Frank Thoughts: The Cheesecake Factory
Dave Canal
May 23, 2018

As I walked through a Baltimore hotel lobby, I heard someone call my name.  Startled, I turned toward the sound and saw a man coming toward me.   As I saw him, I remembered meeting him six months earlier in California.  His name was Bill Kling and he was the chief financial officer of The Cheesecake Factory.   As we shook hands, he introduced me to the man he was with, David Overton.  David was the C.E.O. and chairman of the restaurant chain.   More importantly, he was the founder of what was to become one of the biggest – over two billion – and most successful restaurant concepts in the country.

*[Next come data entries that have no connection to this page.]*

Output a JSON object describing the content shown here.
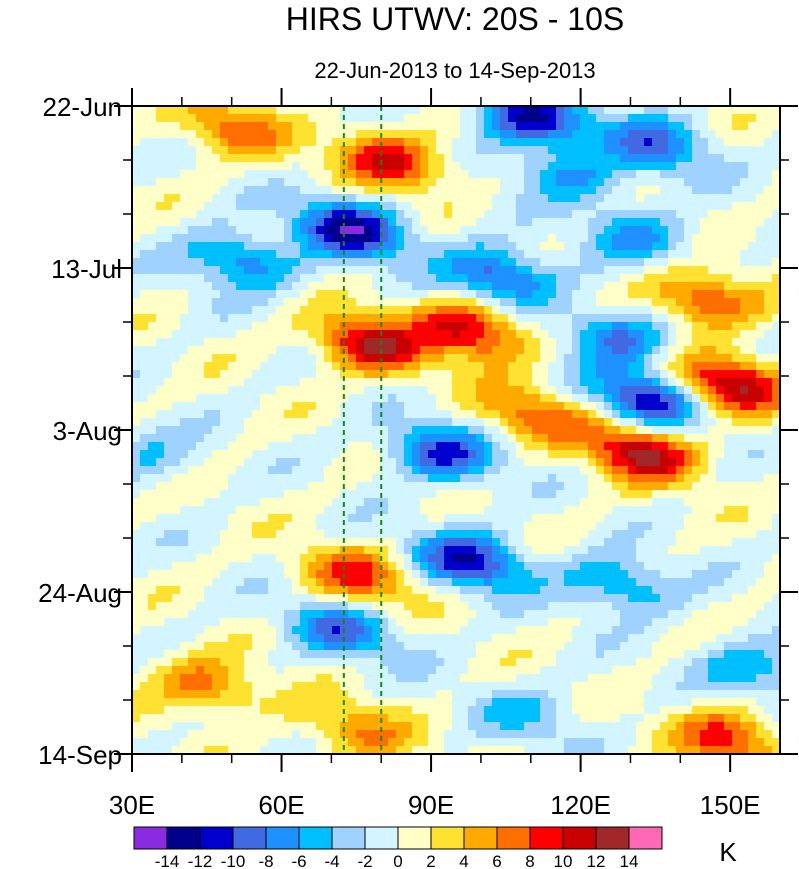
{
  "chart_data": {
    "type": "heatmap",
    "title": "HIRS UTWV: 20S - 10S",
    "subtitle": "22-Jun-2013 to 14-Sep-2013",
    "x_axis": {
      "range": [
        30,
        160
      ],
      "ticks": [
        30,
        60,
        90,
        120,
        150
      ],
      "tick_labels": [
        "30E",
        "60E",
        "90E",
        "120E",
        "150E"
      ],
      "minor_ticks": [
        40,
        50,
        70,
        80,
        100,
        110,
        130,
        140
      ]
    },
    "y_axis": {
      "range_days": [
        0,
        84
      ],
      "ticks": [
        0,
        21,
        42,
        63,
        84
      ],
      "tick_labels": [
        "22-Jun",
        "13-Jul",
        "3-Aug",
        "24-Aug",
        "14-Sep"
      ],
      "minor_ticks": [
        7,
        14,
        28,
        35,
        49,
        56,
        70,
        77
      ]
    },
    "reference_lines": [
      72.5,
      80
    ],
    "colorbar": {
      "unit_label": "K",
      "levels": [
        -14,
        -12,
        -10,
        -8,
        -6,
        -4,
        -2,
        0,
        2,
        4,
        6,
        8,
        10,
        12,
        14
      ],
      "level_labels": [
        "-14",
        "-12",
        "-10",
        "-8",
        "-6",
        "-4",
        "-2",
        "0",
        "2",
        "4",
        "6",
        "8",
        "10",
        "12",
        "14"
      ],
      "colors": [
        "#8a2be2",
        "#00008b",
        "#0000cd",
        "#4169e1",
        "#1e90ff",
        "#00bfff",
        "#a0d2ff",
        "#d2f5ff",
        "#ffffc8",
        "#ffe132",
        "#ffaa00",
        "#ff6e00",
        "#ff0000",
        "#c80000",
        "#a02828",
        "#ff69b4"
      ]
    },
    "features": [
      {
        "x": 110,
        "t": 1.5,
        "value": -12
      },
      {
        "x": 135,
        "t": 5,
        "value": -8
      },
      {
        "x": 50,
        "t": 3,
        "value": 7
      },
      {
        "x": 82,
        "t": 7,
        "value": 10
      },
      {
        "x": 74,
        "t": 16,
        "value": -13
      },
      {
        "x": 52,
        "t": 20,
        "value": -8
      },
      {
        "x": 104,
        "t": 22,
        "value": -10
      },
      {
        "x": 132,
        "t": 17,
        "value": -6
      },
      {
        "x": 128,
        "t": 30,
        "value": -8
      },
      {
        "x": 118,
        "t": 9,
        "value": -6
      },
      {
        "x": 78,
        "t": 31,
        "value": 12
      },
      {
        "x": 98,
        "t": 29,
        "value": 11
      },
      {
        "x": 145,
        "t": 25,
        "value": 9
      },
      {
        "x": 150,
        "t": 36,
        "value": 12
      },
      {
        "x": 133,
        "t": 38,
        "value": -11
      },
      {
        "x": 92,
        "t": 45,
        "value": -10
      },
      {
        "x": 132,
        "t": 45,
        "value": 12
      },
      {
        "x": 110,
        "t": 40,
        "value": 7
      },
      {
        "x": 98,
        "t": 59,
        "value": -11
      },
      {
        "x": 128,
        "t": 62,
        "value": -7
      },
      {
        "x": 72,
        "t": 68,
        "value": -8
      },
      {
        "x": 155,
        "t": 73,
        "value": -6
      },
      {
        "x": 45,
        "t": 75,
        "value": 7
      },
      {
        "x": 150,
        "t": 82,
        "value": 9
      },
      {
        "x": 75,
        "t": 61,
        "value": 8
      },
      {
        "x": 33,
        "t": 45,
        "value": -4
      },
      {
        "x": 110,
        "t": 79,
        "value": -4
      },
      {
        "x": 75,
        "t": 81,
        "value": 6
      }
    ]
  }
}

 David had just five restaurants all in California.  But those five were enormously successful.  As I think back to that chance meeting, I can’t recall whether I invited them to dinner that night or they invited me.  But the three of us went to one of Baltimore finest restaurants, The Prime Rib.  I found it odd when we got there that, David asked for the biggest table in the room.   We were shown to a large round table near a piano.  It had sitting room for eight, possibly ten, people.  As the three of us sat down I felt as though I was at a wedding where some people didn’t show up.   It was to be my introduction to the difference between an entrepreneur and a corporate executive.   

The reason we needed a “wedding” table was that we were to order 10-12 dinners that night.  When the food came, it was overwhelming!   The three of us had a taste of everything.  If David particularly liked something, he would write it in a notebook.   Then when he got home, he would go into his corporate test kitchen and try to make something similar.  Can you imagine a corporate executive from Harvard Business School doing that?  It’s a different mindset.    Most entrepreneurs never even graduate from college.  The entrepreneur never really feels secure.  He knows he could fail at any time.

One of the fun aspects of knowing David was I got to see him build his business.  I remember sitting with him at a high top table, ironically, back in Baltimore.  It was his first east coast restaurant.   His main concern was that he might have just a west coast concept (now the chain is throughout the world).   I got off my chair and went to the men’s room.   On the way back, I walked over to say hello to David’s wife Sheila, who was sitting at the cash register by the front door.  The front door had a shade pulled down as did all the windows in the front of the store.   I pulled back the shade and looked out at more than a hundred people patiently standing in line an hour before the restaurant was to open.  

To build a business from scratch requires an obsessive focus.   That was the seminal lesson I learned from reading Chris Zook’s and James Allen’s new book “The Founder’s Mentality.”  But I had already observed it with David Overton.  Years after our Baltimore meeting, I was in one of his five greater Boston restaurants when I saw David come in.  He walked toward the bakery counter, went behind it and came out with a bottle of Windex and paper towels.  He then proceeded to clean the outside of the bakery showcase.  At the time, the chain was a one billion dollar business.  So I was not surprised by the authors’ conclusion.  They found “… the returns to share holders where the founder is still involved are three times higher than in other companies.”